Ideas and Variants I have tried

[Tried] N-return: Bad results. I don’t know why.
[Tried] Sampling all possible states, instead of just the best one — {(s,[s’,r])}. Then, add another loop between the outer loop and inner loop that choose the best [s’, r] with the current model. The benefit of this is that all samples will be permanently usable, because it is policy independent. However, there is a problem during the model fitting, that when another [s’, r] is chosen, V(s’) might be unbounded, because the game likely have not experienced that route yet.
[Not tried yet] Based on the analysis above, should I not add the sample (s, s’, r) when it is exploration instead of exploitation? Notice that no matter what, the best s’ will be recorded, not the actually chosen one.
[Tried] Replay buffer: Doesn’t seem to improve convergence.
[Not tried yet] Ensemble models: This has some great potentials, because, as mentioned before, the early training is really fast (~2.5 hours), but then they’re stuck with their current policy. Some may have developed more efficient policy (T-spin) and it is random.
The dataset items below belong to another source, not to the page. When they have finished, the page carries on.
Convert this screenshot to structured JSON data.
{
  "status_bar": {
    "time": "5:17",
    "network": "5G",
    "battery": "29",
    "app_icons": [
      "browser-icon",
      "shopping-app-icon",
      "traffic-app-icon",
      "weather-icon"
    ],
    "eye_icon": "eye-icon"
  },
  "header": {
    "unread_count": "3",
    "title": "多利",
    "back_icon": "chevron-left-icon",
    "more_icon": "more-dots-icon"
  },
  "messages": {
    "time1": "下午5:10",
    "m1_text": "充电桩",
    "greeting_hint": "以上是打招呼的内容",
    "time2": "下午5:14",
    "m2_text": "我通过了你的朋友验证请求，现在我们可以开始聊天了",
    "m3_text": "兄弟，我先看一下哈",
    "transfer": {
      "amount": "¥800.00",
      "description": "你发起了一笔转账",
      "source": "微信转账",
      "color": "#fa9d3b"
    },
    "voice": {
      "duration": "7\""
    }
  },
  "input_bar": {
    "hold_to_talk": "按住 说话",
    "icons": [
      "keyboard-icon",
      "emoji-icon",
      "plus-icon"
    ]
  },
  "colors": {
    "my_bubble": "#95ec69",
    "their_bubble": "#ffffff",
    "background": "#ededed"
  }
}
Perhaps, it’d be good to consult dozen of models that have trained for 3 hours, and then with the samples collected by them, train some other new models.
[Tried] Custom Layer: Tried. There is too much to talk about it here. I will have to skip it at the moment. Currently, it sees a small improvement, but still has the same limit.
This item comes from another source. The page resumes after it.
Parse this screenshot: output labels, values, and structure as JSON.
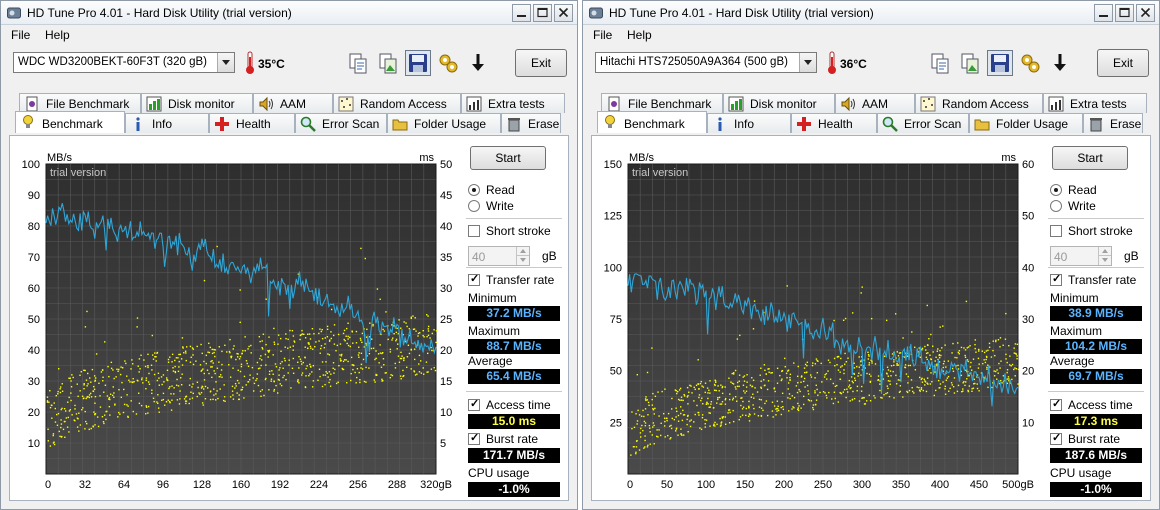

[Not tried yet] For exploration, using a distributed probability based on [V(s’)+r] to choose the move.
[Tried, somewhat] True transitional function: the last piece of inputs[1] of s’ can be any of the possibility, [1,0,0,0,0,0,0], [0,1,0,0,0,0,0]… [0,0,0,0,0,0,1]. V(s’) and be the average of all of them. This causes more calculation time, and I didn’t find significant improvement. However, this is absolutely important for testing the algorithm with a tabular method. (I tested the algorithm on a 3x3 game board and it is proven to be consistent with the tabular method :>)
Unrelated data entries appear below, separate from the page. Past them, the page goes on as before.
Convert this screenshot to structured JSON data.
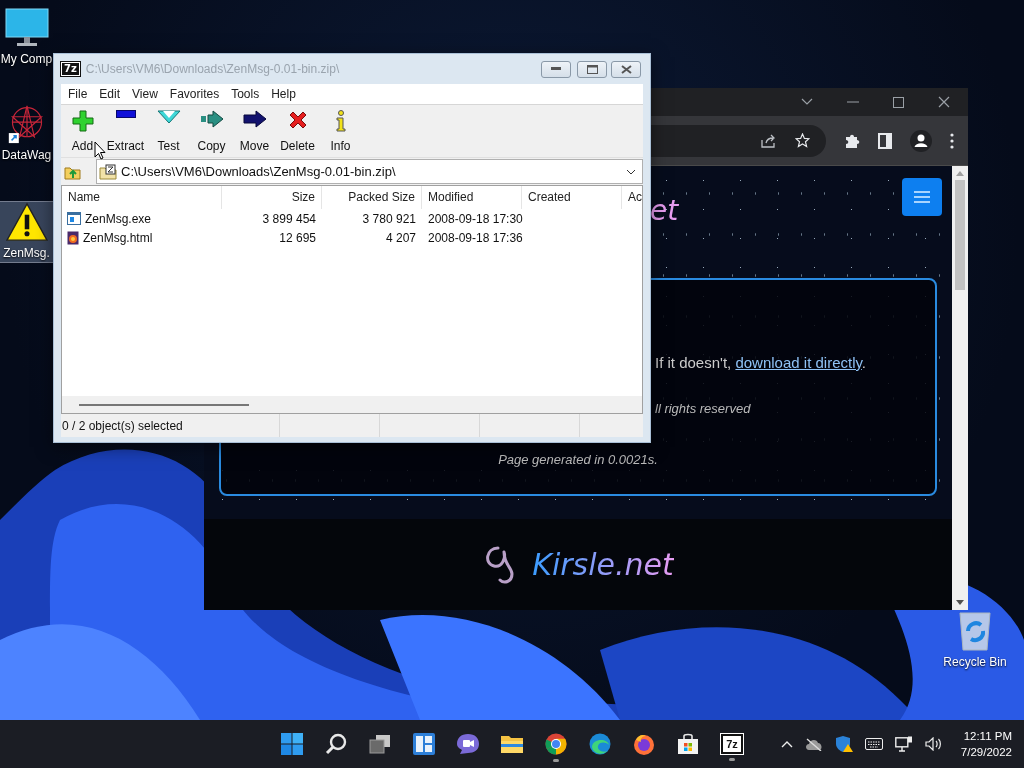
{
  "desktop": {
    "icons": [
      {
        "kind": "monitor",
        "label": "My Comp",
        "selected": false
      },
      {
        "kind": "app",
        "label": "DataWag",
        "selected": false
      },
      {
        "kind": "warning",
        "label": "ZenMsg.",
        "selected": true
      },
      {
        "kind": "recycle",
        "label": "Recycle Bin",
        "selected": false
      }
    ]
  },
  "browser": {
    "page": {
      "logo_fragment": "et",
      "message_lead": "If it doesn't, ",
      "message_link": "download it directly",
      "message_end": ".",
      "rights": "ll rights reserved",
      "generated": "Page generated in 0.0021s.",
      "footer_logo": "Kirsle.net"
    }
  },
  "archive_window": {
    "badge": "7z",
    "title": "C:\\Users\\VM6\\Downloads\\ZenMsg-0.01-bin.zip\\",
    "active": false,
    "menu": [
      "File",
      "Edit",
      "View",
      "Favorites",
      "Tools",
      "Help"
    ],
    "toolbar": [
      {
        "kind": "add",
        "label": "Add"
      },
      {
        "kind": "extract",
        "label": "Extract"
      },
      {
        "kind": "test",
        "label": "Test"
      },
      {
        "kind": "copy",
        "label": "Copy"
      },
      {
        "kind": "move",
        "label": "Move"
      },
      {
        "kind": "delete",
        "label": "Delete"
      },
      {
        "kind": "info",
        "label": "Info"
      }
    ],
    "address": "C:\\Users\\VM6\\Downloads\\ZenMsg-0.01-bin.zip\\",
    "columns": [
      "Name",
      "Size",
      "Packed Size",
      "Modified",
      "Created",
      "Ac"
    ],
    "rows": [
      {
        "kind": "exe",
        "name": "ZenMsg.exe",
        "size": "3 899 454",
        "packed_size": "3 780 921",
        "modified": "2008-09-18 17:30"
      },
      {
        "kind": "html",
        "name": "ZenMsg.html",
        "size": "12 695",
        "packed_size": "4 207",
        "modified": "2008-09-18 17:36"
      }
    ],
    "status": "0 / 2 object(s) selected"
  },
  "taskbar": {
    "apps": [
      {
        "kind": "start",
        "running": false
      },
      {
        "kind": "search",
        "running": false
      },
      {
        "kind": "task-view",
        "running": false
      },
      {
        "kind": "widgets",
        "running": false
      },
      {
        "kind": "chat",
        "running": false
      },
      {
        "kind": "files",
        "running": false
      },
      {
        "kind": "chrome",
        "running": true
      },
      {
        "kind": "edge",
        "running": false
      },
      {
        "kind": "firefox",
        "running": false
      },
      {
        "kind": "store",
        "running": false
      },
      {
        "kind": "archiver",
        "running": true,
        "badge": "7z"
      }
    ],
    "clock": {
      "time": "12:11 PM",
      "date": "7/29/2022"
    }
  }
}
[Tried] Manipulating Reward Function: I would like see the AI do more 4-line completion and double T-spins instead of 1, 2, or 3-line completion, so I manipulate the reward function and let it be different from added score. This works good, but when I over-compress the score from 1, 2, or 3-line completion, the AI is confused in an interesting and reasonable way. The AI would stack the board till it’s 3/4 high, and then complete 1 or 2 lines just for the sake of survival. It will never figure out keeping a clean board would be better once it can survive at 3/4 high for long enough, because after a large number of steps, say, 200, γ²⁰⁰ is essentially 0 and the penalty for game over will not be applied on such states.
[Tried] Multiprocessing: very good for collecting samples. The algorithm is fully fitted V-learning. Thus, asynchronous training is not necessary, is it?
[Tried but failed] GPU: I think the best way for this AI is to collect samples with CPU, and train the model with GPU. But I failed at switching between them. During sample collection, the inputs batch size is tiny, about 40 possible future states of a current state. Therefore, using model(inputs) with one core is faster than model.predict(inputs) due to overhead, I assume. And I can let each core store their own model so that the scale of multiprocessing is near perfect. However, GPU is better at training it during V fitting, about 3x faster on my desktop. I tried to switch between ‘:/cpu’ and ‘:/gpu’ but there were always fatal errors. Anyway, efficiency of training is not the major issue of this AI, and I am already satisfied with the current speed.

Questions

Do you have any idea how to improve this AI?
Do you want to see the AI plays a different customized Tetris game? You may tell me the pieces you’d like to see, and I can train it to play. In my code, when a piece is too naughty, such as the “H” and the “Donut”, I’d lower their chance to appear. Otherwise, the game would be unplayable.